Culinary matcha is also much more inexpensive than ceremonial matcha. From my experience, culinary matcha also comes in larger bags, so you have more product to use for an affordable price.
Why do my matcha cookies turn brown?
Baking for too long will cause the green color of your matcha cookies to turn brown and change color. We’ll bake these cookies for only 10 minutes, even if they seem a bit wet in the middle, because they eventually settle and become chewy after cooling.
What pairs well with matcha?
Matcha pairs well with so many sweet and savory flavors, and it’s so fun to mix and match ingredients, especially for these cookies. Some flavors and ingredients you may want to add in are shredded coconut, black sesame paste, white miso, macadamia nuts, and strawberries.

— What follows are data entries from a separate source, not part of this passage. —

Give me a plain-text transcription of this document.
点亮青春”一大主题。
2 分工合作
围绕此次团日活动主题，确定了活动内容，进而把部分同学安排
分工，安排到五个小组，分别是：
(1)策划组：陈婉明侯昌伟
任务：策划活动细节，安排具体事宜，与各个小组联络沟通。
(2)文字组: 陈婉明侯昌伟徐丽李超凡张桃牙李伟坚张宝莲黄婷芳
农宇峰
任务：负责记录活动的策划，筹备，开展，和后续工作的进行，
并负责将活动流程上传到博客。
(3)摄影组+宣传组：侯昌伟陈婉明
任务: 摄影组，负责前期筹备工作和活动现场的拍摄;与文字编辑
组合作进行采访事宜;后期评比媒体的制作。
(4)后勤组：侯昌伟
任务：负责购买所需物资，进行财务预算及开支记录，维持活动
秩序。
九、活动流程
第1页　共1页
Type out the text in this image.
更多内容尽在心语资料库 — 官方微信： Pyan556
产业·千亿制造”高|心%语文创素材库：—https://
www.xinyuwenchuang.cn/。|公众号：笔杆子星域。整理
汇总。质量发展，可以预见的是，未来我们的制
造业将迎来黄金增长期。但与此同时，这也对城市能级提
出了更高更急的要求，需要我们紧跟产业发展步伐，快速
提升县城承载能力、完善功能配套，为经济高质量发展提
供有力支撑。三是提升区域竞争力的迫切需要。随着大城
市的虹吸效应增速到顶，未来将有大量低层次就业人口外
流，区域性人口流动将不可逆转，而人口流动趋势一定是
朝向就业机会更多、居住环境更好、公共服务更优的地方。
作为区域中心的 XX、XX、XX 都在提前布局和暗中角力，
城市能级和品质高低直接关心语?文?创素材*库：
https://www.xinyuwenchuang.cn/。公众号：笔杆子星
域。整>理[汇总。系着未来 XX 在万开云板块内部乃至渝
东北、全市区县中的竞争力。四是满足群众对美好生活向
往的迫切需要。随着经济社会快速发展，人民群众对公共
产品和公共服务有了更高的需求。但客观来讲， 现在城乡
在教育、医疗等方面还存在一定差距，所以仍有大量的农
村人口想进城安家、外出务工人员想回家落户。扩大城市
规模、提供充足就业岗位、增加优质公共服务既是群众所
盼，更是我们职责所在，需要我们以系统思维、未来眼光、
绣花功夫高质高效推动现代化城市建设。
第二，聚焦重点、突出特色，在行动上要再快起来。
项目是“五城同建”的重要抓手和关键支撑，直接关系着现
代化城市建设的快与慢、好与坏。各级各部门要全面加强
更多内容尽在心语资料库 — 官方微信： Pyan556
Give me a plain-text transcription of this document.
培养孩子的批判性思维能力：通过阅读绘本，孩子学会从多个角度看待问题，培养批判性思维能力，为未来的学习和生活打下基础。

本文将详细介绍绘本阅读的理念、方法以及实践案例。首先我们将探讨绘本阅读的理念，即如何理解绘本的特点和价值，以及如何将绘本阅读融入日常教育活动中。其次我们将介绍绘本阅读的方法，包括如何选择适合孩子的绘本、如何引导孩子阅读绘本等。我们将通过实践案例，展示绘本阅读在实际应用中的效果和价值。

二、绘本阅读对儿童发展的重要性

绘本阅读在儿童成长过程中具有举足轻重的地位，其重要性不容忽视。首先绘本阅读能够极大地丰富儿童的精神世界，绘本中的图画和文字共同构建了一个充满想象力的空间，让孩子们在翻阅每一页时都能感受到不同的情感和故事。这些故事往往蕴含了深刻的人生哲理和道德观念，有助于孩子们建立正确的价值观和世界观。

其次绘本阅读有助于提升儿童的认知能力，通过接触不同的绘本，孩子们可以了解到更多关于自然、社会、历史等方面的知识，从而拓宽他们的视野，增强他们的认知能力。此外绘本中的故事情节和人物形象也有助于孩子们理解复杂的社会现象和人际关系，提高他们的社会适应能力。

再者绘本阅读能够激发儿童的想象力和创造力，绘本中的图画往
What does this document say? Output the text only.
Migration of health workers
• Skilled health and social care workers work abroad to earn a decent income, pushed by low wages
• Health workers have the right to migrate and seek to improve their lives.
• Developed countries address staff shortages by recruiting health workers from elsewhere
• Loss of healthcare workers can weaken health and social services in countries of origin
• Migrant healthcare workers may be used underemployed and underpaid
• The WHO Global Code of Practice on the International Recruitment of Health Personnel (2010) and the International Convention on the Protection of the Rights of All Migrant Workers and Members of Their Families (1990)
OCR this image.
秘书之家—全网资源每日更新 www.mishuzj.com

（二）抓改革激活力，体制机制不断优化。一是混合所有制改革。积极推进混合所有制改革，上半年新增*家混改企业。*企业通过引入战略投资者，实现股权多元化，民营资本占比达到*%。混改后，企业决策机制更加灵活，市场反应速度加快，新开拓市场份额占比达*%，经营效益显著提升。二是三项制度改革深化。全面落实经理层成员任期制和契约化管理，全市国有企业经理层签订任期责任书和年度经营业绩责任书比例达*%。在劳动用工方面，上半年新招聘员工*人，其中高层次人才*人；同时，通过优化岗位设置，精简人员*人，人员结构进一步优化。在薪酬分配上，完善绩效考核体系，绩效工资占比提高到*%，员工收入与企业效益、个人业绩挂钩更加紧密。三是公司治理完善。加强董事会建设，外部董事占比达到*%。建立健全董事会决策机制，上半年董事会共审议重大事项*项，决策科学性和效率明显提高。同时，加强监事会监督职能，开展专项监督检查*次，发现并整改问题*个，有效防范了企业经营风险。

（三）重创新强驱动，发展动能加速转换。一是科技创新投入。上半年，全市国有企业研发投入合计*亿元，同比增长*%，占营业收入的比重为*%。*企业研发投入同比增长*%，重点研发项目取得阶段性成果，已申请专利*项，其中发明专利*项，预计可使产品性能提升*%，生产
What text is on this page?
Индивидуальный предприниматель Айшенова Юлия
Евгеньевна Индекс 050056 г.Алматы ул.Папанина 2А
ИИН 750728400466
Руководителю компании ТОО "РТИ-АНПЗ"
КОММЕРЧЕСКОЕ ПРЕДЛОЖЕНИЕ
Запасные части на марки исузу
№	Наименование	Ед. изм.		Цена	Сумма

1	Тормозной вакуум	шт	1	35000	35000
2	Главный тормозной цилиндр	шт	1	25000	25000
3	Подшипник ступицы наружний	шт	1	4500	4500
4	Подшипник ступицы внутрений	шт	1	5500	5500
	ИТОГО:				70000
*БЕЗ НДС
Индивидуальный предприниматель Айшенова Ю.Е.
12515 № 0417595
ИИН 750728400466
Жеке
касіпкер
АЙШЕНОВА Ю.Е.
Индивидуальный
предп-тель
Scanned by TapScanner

Matcha Cookies with White Chocolate Chips
- 112 g (1 c) unsalted butter
- 97.5 g (¾ c) bread flour
- 32.5 g (¼ c) all-purpose flour
- 6.6 g (1 tbsp) matcha powder culinary grade
- 1.4 g (¼ tsp) baking soda
- 1.4 g (½ tsp) kosher salt
- 90 g (½ c) light brown sugar
- 25 g (2 tbsp) white cane sugar
- 1 large egg room temperature
- 4 g (1 tsp) vanilla extract
- 140 g (¾ c) white chocolate chips
- roasted black sesame seeds for topping
- light-colored saute pan
- measuring cups and spoons or weighted scale
- heat-safe bowls
- #24 disher optional
- parchment paper
- cookies sheets or baking sheet pans
- In a light-colored saute pan over medium heat, melt the unsalted butter and continue to cook for about three to five minutes or until it turns golden brown and the fat solids turn a dark brown and settle to the bottom. Stir continuously to prevent burning. It should NOT be black or smell acrid–this would mean it’s burnt.
- Transfer the brown butter to a heat-safe bowl and set aside to chill.
- Combine the bread flour, all-purpose flour, matcha powder, and baking soda in a bowl and mix until incorporated.
- Sift the dry ingredients into a bowl.
- Add the kosher salt to the sifted dry ingredients and mix.
- In a separate bowl, add the cooled browned butter, brown sugar, white cane sugar, egg, and vanilla extract. Mix together until incorporated, but do not overmix. Overmixing can create cookies with soft and cake-like textures.
- Add the sifted dry ingredients into the wet bowl and mix together.
- Add the white chocolate chips.
- Gently mix to combine chocolate chips.
- Line a sheet pan with parchment paper.
- Use a #24 disher to scoop out individual cookie mounds and place them onto the parchment paper. If you are using a tablespoon, it’s about 2 ¾ tablespoons per cookie.
- Chill the cookie dough in the fridge for at least two hours. (If you want to store cookies to make in the future, you need to pre-freeze them for about 30 minutes and then transfer them into an airtight container. They will store for up to 2 months.)
- Preheat the oven to 350 °F.
- Place the cookies into the oven and bake for 10 minutes.
- Remove the cookies and let sit on the sheet pan for two minutes before moving onto a cooling rack. Allow the cookies to cool for another 15 minutes before serving.